REPUBLIKA.CO.ID, ZAMBOANGA--Puluhan tahanan gerilyawan Moro, yang terlibat pertempuran dengan pasukan Filipina, pada Selasa (17/9) melarikan diri saat serangan militer, tapi geilyawan menculik kepala kepolisian kota Zamboanga, kata pihak berwenang.
Sejumlah 61 orang tewas dan 70.000 orang mengungsi sejak bentrok di kota Zamboanga, Filipina selatan, dimulai lebih dari sepekan lalu, ketika ratusan gerilyawan Front Nasional Pembebasan Moro (MNLF) berusaha memasang bendera kemerdekaan.
Ratusan warga sipil lainnya tetap terperangkap saat gerilyawan berusaha berlindung dari serangan militer di desa-desa berpenduduk mayoritas Muslim kota itu, dengan sejumlah penduduk digunakan sebagai sandera atau perisai-perisai manusia.
Dan dalam satu kemunduran yang memalukan, kepala kepolisian Zamboanga Inspektur Senior Chiquito Malayo diculik Selasa pagi. Malayo bersama tiga anak buahnya berada di satu daerah rawa sedang berusaha memblokir gerilyawan melarikan diri tetapi malahan ditangkap, kata perwira logistiknya.
"Ini adalah satu insiden yang disesalkan yang menegaskan rawannya di daerah itu," kata juru bicara militer Brigjen Domingo Tutaan mengonfirmasikan peristiwa itu kepada AFP.
Setelah satu serangan militer melibatkan serangan-serangan roket dari helikopter dimulai Jumat, para gerilyawan mengalami kehilangan banyak daerah yang mereka duduki.
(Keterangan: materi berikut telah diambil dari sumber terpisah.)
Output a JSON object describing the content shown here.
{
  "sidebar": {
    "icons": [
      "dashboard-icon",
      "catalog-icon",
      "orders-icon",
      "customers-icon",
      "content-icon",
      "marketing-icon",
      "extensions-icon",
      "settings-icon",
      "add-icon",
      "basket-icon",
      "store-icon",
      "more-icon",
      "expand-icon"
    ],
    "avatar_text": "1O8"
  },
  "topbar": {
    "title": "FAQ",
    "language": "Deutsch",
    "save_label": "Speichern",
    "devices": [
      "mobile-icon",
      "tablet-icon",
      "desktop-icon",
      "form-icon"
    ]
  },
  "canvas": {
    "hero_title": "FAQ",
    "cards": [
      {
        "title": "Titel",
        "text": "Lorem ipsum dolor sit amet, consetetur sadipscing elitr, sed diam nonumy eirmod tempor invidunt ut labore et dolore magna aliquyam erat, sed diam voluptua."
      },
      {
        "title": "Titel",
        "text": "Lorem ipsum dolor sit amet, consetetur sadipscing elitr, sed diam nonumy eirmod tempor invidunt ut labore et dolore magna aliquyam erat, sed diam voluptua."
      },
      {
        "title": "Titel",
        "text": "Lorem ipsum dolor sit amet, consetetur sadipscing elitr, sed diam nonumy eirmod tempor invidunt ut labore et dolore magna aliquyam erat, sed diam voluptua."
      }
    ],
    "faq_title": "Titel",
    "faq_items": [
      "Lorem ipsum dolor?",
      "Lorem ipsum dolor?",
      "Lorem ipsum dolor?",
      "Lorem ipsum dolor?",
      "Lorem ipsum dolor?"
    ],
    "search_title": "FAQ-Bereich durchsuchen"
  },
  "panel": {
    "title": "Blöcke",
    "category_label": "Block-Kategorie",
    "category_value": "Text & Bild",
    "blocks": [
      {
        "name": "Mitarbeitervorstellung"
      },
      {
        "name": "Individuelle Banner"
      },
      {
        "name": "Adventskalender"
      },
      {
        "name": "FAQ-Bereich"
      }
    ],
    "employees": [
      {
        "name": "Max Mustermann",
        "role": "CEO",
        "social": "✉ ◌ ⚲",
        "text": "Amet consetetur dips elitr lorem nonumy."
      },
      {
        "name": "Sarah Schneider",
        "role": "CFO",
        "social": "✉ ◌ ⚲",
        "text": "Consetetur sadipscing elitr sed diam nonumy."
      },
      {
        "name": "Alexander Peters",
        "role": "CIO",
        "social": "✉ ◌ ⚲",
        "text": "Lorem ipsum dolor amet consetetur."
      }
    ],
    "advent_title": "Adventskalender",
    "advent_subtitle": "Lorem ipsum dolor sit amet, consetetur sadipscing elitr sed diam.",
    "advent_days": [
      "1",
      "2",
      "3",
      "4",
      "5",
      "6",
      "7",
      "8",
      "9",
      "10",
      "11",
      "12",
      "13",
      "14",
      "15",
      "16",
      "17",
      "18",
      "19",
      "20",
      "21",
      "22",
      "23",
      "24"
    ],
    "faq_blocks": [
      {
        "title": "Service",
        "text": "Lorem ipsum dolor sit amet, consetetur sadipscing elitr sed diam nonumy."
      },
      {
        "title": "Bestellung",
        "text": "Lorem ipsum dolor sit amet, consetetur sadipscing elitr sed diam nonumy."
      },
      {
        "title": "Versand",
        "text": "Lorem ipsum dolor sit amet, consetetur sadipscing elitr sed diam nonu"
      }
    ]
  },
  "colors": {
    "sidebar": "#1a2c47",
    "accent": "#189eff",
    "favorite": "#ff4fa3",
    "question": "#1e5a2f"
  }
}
Sejumlah 149 orang melarikan diri Senin malam dan Selasa pagi, kata pihak berwenang.
Para pria, wanita dan anak-anak kembali berkumpul dengan diwarnai isak tangis jauh dari garis-garis depan dengan keluarga-keluarga mereka, yang menunggu dengan kesedihan yang mendalam selama beberapa hari.
"Saya tidak bisa tidur, saya tidak dapat makan, semua yang saya pikirkan tentang anak laki-laki kecil saya dan keluarga saya," kata seorang karyawan hotel berusia 28 tahun, ketika ia dan para anggota keluarganya yang selamat berpeluk erat.
Militer Selasa mengatakan mereka terus membersihkan pasukan MNLF dari dua desa pesisir dan pertempuran seru berkobar. Juru bicara militer Letkol Ramon Zagala mengatakan militer telah merebut kembali 70 persen posisi gerilyawan dan menutup rute pelarian.
Tetapi sekitar 100 petempur MNLF masih bertahan, katanya, dan tetap tidak jelas berapa banyak sandera yang masih ditahan mereka. Sejumlah 51 gerlyawan MNLF tewas dalam pertempuran itu, kata militer. Empat warga sipil juga tewas termasuk seorang anak berusia dua tahun yang menurut pihak berwenang adalah seorang sandera.
Pertempuran telah berhenti di Zamboanga, kota berpenduduk satu juta jiwa yang merupakan salah satu dari pusat-pusat perdagangan utama di Filipina selatan.
Langgar Perjanjian Damai
Gerilyawan Moro melakukan pemberontakan sejak tahun 1970-an untuk mendirikan satu negara merdeka atau otonomi di daerah selatan Filipina. Sekitar 150.000 orang tewas dalam konflik itu.
MNLF menandatangani perjanjian perdamaian tahun 1996 yang memberikan satu daerah otonomi terbatas bagi minoritas Muslim di selatan, dan sejak itu ikut serta dalam proses politik negara itu .
Tetapi pendiri MNLF Nur Misuari kecewa dengan perjanjian perdamaian antara satu kelompok gerilyawan Front Pembebasan Islam Moro (MILF),kelompok saingannya yang memiliki 12.000 petempur, karena ia yakin perjanjian itu akan mengabaikan organsiasinya.
Ia mengerahkan para pendukung bersenjatanya ke Zamboanga untuk memasang bendera kemerdekaan, yang para pengamat keamanan mengatakan bertujuan untuk menunjukan bahwa MNLF dapat membuktikan satu ancaman penting jika pemerintah tetap mengabaikan mereka.